Comment ont été élaborées ces sept fiches pédagogiques Method’Arts ?

La démarche de capitalisation a impliqué une coordinatrice générale, la référente de Médecins du Monde pour les Violences Basées sur le Genre, les 3 chargés de projets des pays concernés, les artistes, les bénéficiaires qui avaient participé aux ateliers (enfants et adultes) et les partenaires de coordination.

Tout d’abord, un travail de description des différentes étapes de chaque méthode utilisée a été mené (timing, matériel, public-cible, durée des ateliers, fréquences, etc) afin de systématiser les processus.

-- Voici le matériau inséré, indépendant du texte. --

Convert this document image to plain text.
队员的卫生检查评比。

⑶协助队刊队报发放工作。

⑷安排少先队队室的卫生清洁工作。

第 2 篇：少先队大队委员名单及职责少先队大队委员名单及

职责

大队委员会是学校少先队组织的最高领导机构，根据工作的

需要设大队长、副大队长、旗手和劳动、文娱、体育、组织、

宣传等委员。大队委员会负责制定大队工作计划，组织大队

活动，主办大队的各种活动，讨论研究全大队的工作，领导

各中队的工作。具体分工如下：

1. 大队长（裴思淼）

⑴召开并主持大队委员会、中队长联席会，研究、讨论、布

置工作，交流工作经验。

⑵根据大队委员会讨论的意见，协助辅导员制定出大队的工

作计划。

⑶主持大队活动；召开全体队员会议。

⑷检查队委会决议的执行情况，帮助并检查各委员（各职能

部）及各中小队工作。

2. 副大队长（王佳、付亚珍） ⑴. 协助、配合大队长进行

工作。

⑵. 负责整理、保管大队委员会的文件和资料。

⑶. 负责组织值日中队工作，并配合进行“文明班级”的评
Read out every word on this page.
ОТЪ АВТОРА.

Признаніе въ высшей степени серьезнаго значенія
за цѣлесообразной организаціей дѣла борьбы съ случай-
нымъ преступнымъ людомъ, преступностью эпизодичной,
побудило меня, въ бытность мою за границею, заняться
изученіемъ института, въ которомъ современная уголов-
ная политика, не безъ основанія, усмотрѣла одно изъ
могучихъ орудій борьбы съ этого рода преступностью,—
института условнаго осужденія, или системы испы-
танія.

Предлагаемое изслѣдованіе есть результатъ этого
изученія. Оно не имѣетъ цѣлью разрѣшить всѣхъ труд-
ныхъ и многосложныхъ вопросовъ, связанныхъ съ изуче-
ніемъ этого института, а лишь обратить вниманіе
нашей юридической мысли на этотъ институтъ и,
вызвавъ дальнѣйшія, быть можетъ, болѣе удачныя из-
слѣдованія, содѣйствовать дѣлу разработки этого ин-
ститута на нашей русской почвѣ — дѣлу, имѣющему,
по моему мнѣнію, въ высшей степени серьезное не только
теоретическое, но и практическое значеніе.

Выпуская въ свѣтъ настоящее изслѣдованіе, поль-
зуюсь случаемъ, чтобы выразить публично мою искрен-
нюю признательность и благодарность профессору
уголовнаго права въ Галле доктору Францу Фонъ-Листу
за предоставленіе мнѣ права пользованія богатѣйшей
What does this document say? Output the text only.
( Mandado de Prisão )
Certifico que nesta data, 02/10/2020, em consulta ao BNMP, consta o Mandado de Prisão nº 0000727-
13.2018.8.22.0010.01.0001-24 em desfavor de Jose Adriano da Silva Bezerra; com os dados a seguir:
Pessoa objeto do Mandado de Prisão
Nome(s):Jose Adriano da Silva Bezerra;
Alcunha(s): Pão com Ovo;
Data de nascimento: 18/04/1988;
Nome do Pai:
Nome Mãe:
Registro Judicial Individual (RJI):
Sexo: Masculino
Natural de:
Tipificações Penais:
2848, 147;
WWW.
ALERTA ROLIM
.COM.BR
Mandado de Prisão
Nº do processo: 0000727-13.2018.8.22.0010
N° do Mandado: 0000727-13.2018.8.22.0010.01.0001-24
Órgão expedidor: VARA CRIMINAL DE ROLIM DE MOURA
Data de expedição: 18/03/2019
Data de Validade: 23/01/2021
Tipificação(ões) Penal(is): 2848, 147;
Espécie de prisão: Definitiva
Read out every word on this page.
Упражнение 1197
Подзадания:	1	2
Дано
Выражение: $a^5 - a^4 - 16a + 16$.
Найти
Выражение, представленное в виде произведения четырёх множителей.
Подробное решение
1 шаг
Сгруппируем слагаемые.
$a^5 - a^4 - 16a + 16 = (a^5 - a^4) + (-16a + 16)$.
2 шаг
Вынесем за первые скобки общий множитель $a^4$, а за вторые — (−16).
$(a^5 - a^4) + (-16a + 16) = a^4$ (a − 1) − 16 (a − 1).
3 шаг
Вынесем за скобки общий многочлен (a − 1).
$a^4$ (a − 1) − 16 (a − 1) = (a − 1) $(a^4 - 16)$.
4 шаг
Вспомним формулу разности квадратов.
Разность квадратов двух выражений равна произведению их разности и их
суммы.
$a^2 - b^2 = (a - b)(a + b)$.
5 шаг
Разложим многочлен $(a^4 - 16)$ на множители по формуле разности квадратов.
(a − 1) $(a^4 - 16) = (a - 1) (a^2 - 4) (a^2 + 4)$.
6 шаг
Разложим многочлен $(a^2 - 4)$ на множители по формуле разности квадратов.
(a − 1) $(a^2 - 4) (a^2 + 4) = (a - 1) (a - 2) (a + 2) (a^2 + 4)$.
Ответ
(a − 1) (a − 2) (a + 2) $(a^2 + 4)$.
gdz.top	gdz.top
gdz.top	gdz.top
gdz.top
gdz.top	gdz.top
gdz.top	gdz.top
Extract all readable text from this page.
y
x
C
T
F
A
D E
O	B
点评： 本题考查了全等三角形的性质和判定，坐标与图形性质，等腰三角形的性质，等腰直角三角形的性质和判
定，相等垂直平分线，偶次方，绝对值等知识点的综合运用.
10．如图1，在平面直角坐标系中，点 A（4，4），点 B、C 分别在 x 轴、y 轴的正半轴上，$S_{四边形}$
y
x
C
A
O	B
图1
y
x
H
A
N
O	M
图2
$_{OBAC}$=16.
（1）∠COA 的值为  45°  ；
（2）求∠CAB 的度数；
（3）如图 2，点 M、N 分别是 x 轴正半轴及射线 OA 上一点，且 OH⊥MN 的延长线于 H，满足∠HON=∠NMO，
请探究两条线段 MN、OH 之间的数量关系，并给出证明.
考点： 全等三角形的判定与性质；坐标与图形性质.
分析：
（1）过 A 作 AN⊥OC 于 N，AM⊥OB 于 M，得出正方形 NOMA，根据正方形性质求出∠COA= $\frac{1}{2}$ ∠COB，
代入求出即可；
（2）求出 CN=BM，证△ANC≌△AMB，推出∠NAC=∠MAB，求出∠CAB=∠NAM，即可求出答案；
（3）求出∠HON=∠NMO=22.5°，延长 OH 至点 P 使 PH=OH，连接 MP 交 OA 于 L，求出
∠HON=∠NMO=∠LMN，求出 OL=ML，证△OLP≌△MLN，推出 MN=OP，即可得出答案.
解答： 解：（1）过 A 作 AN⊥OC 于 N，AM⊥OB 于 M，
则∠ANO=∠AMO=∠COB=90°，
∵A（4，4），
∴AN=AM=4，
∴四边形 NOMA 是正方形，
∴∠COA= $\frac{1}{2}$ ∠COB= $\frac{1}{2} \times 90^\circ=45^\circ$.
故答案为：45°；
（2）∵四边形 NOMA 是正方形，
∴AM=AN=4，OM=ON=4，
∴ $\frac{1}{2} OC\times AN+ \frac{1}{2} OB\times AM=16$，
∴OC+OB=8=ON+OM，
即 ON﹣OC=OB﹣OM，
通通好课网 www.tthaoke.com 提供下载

S’en est suivi une étape de déconstruction de chaque méthode, pour porter un avis critique.

Des ateliers de capitalisation ont été organisés par pays. Ils incluaient les accompagnateurs·trices, les équipes de projets, les bénéficiaires, parfois les directeurs·trices d’école, les artistes, associations locales, etc.

Les ateliers de capitalisation ont permis de comprendre les ressentis et vécus des uns et des autres, de faire ressortir les relations entre les différentes parties prenantes, et notamment ce qui a marqué les participant·e·s, leur point de vue sur le déroulé de l’atelier; les différentes étapes du travail des artistes, les compétences nécessaires, les besoins logistiques.

Des ressources complémentaires, des références et des études ont été intégrées dans les fiches pour appuyer les réflexions.